Aku terus dilanda rasa resah yang berkelindan sejak pertemuan terakhirku dengan Ibu. Di koran yang kubaca, sering kali ada berita tentang demo yang terus terjadi seantero negeri. Semuanya dipicu oleh beberapa hal seperti krisis moneter, sistem pemerintahan absolut yang memuakkan sampai timbul sentimen terhadap etnis Tionghoa.
Sentimen inilah yang paling kutakutkan, sekarang semakin banyak orang yang terang-terangan menunjukkan rasa tidak sukanya pada etnis Tionghoa. Membuatku mengkhawatirkan Ibu yang tinggal dan bekerja di Pasar Glodok yang notabenenya adalah wilayah pecinan. Tapi disatu sisi aku tak boleh kehilangan fokusku disini. Itulah awal mula segala tragedi. Sekarang rasa resah yang menghantuiku mulai menampakkan wujudnya menjadi ketakutan yang mencekik.
“Semua cepat kesini ada breaking news.” Salah satu murid sedang tegang menatap layar televisi.
Aku, Ujang, Bima dan murid lainnya berduyun-duyun memperhatikan siaran di televisi. Kami semua dibuat terperanjat, bahkan ada yang sampai bergidik ngeri. Berita tentang kerusuhan demi kerusuhan terus terjadi di seluruh negeri. Puncaknya di Jakarta.

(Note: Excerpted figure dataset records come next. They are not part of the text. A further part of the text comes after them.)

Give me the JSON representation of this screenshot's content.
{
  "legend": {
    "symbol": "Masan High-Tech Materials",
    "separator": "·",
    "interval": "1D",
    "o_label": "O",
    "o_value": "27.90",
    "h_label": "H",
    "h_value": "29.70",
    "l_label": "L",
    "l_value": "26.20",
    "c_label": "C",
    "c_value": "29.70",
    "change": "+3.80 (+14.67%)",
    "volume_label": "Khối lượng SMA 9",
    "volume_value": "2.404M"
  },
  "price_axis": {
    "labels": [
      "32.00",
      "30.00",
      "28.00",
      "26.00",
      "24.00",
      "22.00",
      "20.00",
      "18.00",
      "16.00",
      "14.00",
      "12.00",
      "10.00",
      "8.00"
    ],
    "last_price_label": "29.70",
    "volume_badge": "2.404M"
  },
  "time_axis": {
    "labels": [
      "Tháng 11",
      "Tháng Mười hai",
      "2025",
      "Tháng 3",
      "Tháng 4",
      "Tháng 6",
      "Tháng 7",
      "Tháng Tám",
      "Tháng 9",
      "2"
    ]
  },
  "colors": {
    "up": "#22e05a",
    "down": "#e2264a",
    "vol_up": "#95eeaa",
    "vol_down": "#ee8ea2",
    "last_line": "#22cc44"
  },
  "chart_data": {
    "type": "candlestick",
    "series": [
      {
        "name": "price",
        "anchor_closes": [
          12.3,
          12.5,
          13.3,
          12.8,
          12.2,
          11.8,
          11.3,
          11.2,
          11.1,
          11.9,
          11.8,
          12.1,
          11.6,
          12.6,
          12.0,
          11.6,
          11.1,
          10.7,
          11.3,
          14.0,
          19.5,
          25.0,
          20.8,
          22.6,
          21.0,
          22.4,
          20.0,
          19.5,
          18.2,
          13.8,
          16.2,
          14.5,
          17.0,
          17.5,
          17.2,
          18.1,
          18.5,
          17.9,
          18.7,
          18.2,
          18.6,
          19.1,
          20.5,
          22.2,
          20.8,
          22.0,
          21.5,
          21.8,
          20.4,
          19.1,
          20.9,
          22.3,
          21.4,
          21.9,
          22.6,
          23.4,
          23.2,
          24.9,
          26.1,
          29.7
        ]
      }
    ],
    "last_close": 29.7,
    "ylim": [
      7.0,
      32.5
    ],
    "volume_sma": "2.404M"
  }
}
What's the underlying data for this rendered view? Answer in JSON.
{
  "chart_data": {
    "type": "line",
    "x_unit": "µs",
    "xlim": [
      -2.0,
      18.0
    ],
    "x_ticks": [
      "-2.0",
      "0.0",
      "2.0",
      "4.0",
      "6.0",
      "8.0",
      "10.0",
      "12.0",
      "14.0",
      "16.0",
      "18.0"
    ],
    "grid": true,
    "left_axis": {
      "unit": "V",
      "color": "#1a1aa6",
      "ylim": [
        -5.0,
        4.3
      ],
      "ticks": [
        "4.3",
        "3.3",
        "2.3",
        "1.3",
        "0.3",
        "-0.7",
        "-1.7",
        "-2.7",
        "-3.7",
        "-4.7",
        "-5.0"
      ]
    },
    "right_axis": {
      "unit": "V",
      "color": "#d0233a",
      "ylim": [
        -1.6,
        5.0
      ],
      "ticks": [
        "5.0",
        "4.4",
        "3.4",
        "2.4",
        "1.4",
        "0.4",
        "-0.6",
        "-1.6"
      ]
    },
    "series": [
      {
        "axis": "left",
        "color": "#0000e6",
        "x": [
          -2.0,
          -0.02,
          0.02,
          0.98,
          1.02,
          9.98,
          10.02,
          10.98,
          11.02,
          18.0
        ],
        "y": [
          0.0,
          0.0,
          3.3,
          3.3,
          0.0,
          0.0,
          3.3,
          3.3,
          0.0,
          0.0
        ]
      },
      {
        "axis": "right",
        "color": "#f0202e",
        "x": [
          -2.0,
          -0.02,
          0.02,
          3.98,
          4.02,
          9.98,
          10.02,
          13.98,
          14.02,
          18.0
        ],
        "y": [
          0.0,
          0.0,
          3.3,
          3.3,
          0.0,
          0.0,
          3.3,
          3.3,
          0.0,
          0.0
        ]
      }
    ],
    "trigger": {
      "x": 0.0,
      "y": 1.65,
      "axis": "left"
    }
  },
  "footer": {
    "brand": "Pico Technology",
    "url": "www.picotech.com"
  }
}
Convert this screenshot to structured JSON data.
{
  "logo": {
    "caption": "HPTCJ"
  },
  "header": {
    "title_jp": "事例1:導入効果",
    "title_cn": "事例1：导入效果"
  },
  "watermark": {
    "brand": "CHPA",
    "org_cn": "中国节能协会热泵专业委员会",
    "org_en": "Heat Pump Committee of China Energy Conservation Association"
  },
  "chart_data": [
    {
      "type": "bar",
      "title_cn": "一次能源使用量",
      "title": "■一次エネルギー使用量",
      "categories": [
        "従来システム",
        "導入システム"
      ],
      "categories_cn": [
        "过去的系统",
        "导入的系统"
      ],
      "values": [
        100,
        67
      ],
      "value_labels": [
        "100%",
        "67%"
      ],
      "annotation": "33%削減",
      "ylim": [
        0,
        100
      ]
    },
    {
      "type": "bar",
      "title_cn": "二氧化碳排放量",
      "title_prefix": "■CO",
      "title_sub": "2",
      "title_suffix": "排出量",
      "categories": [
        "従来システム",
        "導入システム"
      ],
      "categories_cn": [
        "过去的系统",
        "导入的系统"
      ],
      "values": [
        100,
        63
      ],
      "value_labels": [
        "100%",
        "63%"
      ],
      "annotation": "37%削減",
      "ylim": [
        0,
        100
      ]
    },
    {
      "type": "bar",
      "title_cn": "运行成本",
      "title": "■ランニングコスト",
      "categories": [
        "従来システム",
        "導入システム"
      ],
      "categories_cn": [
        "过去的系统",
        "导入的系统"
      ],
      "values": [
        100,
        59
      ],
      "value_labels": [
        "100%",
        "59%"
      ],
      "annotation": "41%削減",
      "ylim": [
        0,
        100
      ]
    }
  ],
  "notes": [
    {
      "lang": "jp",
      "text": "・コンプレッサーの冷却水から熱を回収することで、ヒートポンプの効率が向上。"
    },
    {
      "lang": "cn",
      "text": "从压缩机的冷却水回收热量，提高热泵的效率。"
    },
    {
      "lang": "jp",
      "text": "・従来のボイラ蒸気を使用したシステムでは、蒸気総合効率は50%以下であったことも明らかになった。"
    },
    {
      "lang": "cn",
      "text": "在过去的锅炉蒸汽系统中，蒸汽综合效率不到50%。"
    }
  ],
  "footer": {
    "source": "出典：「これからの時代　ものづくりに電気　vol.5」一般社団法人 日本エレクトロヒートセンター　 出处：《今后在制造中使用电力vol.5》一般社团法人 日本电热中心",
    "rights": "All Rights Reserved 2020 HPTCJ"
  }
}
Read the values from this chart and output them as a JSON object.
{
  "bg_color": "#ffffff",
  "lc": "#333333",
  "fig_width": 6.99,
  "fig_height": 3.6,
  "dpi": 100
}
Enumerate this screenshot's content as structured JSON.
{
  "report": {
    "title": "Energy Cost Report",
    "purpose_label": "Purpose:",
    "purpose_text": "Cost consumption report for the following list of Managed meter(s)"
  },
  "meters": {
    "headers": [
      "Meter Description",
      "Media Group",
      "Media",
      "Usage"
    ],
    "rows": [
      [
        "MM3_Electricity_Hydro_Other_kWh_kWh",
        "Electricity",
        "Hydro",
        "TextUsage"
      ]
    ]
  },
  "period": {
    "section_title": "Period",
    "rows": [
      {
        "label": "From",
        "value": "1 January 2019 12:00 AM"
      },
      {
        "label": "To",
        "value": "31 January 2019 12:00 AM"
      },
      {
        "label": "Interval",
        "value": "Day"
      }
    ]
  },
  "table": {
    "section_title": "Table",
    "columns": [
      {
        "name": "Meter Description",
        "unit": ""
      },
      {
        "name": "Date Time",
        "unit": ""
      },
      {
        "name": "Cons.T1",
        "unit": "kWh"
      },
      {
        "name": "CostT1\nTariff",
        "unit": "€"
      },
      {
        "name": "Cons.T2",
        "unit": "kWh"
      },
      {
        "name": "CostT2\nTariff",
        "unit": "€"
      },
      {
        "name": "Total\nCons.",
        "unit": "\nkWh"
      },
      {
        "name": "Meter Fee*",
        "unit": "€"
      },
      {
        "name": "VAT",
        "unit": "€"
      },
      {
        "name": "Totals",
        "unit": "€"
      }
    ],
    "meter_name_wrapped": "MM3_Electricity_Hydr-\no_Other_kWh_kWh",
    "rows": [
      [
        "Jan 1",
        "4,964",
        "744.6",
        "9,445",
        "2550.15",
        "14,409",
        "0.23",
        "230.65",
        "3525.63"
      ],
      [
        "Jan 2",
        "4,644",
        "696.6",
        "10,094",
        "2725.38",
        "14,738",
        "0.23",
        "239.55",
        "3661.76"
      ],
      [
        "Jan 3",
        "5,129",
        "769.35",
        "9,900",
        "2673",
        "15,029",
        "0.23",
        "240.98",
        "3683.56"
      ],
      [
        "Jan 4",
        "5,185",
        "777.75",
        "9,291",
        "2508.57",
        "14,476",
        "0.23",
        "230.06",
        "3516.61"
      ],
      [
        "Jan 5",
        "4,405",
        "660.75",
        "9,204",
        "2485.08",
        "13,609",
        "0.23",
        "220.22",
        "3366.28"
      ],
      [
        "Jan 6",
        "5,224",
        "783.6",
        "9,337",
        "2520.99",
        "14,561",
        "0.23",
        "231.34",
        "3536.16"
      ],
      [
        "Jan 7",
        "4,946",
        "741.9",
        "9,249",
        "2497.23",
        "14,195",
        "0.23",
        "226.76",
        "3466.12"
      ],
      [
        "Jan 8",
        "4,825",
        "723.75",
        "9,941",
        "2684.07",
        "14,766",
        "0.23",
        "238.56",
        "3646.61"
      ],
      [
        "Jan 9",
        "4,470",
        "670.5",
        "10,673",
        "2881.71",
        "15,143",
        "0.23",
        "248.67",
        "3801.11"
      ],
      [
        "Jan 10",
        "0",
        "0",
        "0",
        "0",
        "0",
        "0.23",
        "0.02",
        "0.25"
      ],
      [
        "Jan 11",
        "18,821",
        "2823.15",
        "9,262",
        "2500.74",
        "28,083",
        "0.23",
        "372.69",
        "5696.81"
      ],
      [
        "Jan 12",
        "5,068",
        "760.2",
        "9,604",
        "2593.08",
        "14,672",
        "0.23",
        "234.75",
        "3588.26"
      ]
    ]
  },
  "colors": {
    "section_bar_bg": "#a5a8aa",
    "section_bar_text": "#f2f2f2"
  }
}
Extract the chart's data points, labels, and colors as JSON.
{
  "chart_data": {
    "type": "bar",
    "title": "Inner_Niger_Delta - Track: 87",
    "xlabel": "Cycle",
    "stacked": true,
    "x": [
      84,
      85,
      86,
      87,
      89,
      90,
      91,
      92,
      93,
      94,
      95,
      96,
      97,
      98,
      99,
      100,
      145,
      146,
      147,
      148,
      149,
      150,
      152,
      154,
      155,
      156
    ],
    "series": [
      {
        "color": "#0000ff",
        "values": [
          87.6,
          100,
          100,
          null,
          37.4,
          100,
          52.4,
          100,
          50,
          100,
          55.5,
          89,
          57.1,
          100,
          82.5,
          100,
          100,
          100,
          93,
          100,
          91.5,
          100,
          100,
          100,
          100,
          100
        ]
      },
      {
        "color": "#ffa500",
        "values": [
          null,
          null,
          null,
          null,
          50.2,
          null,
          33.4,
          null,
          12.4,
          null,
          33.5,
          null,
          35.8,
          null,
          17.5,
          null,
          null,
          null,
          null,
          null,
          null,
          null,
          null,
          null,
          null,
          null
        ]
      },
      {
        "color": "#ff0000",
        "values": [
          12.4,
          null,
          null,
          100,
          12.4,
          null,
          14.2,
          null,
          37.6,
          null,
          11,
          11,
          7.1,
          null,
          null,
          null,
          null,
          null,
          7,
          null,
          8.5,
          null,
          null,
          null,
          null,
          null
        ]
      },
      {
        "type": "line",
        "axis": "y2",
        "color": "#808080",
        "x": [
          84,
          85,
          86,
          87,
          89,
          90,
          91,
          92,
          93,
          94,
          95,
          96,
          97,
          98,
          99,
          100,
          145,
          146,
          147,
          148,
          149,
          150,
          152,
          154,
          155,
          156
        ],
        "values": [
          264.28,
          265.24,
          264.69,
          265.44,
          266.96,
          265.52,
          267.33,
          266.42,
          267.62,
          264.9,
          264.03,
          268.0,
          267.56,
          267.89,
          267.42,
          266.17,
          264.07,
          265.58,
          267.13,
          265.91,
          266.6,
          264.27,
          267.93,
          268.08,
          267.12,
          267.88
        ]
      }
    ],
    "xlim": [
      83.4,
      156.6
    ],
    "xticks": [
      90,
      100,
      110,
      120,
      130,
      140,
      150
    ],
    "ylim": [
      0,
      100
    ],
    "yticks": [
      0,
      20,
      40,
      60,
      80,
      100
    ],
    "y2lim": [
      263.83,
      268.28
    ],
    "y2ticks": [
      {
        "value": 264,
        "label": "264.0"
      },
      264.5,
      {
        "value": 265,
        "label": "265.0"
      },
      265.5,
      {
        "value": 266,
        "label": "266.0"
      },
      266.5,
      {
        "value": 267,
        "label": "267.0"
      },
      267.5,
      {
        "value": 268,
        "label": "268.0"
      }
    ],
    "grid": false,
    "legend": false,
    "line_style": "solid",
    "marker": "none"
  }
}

Hari ini tepatnya pada tanggal 12 Mei, diberitakan empat mahasiswa merenggang nyawa akibat amukan dari moncong senapan tentara. Sebuah gambaran kontradiksi yang mengerikan, tentunya tentara yang seharusnya mampu memberi perlindungan dan rasa aman, tapi lihatlah justru mereka sendiri yang mengotori tangannya dengan darah. Ironis.
Hingga esoknya pada tanggal 13 Mei, mereka yang kehilangan tidak bisa lagi membendung amarah yang memuncak. Para mahasiswa itu tumpah di jalanan semakin beringas untuk menggulingkan pemerintah serta antek-anteknya.
Di sudut lain Jakarta menjadi kesempatan emas bagi para penjarah yang entah dari mana datangnya menyapu habis Pasar Glodok. Tubuhku bergerak dengan sendirinya berlari keluar sekolah. Beberapa orang yang mencoba menghalangiku berhasil kutangkis. Mereka meraung memanggilku, aku tak peduli. Sampai akhirnya tubuhku berhasil ditahan oleh dua orang bertubuh tambun. Aku meronta-ronta seperti orang kesetanan, yang lain datang membantu, mereka menjatuhkanku dan menyeretku kembali ke sekolah. Disatu sisi Ujang sedang bersusah payah berusaha bangkit di bawah lima orang menindih tubuhnya hingga dia benar-benar ditaklukkan.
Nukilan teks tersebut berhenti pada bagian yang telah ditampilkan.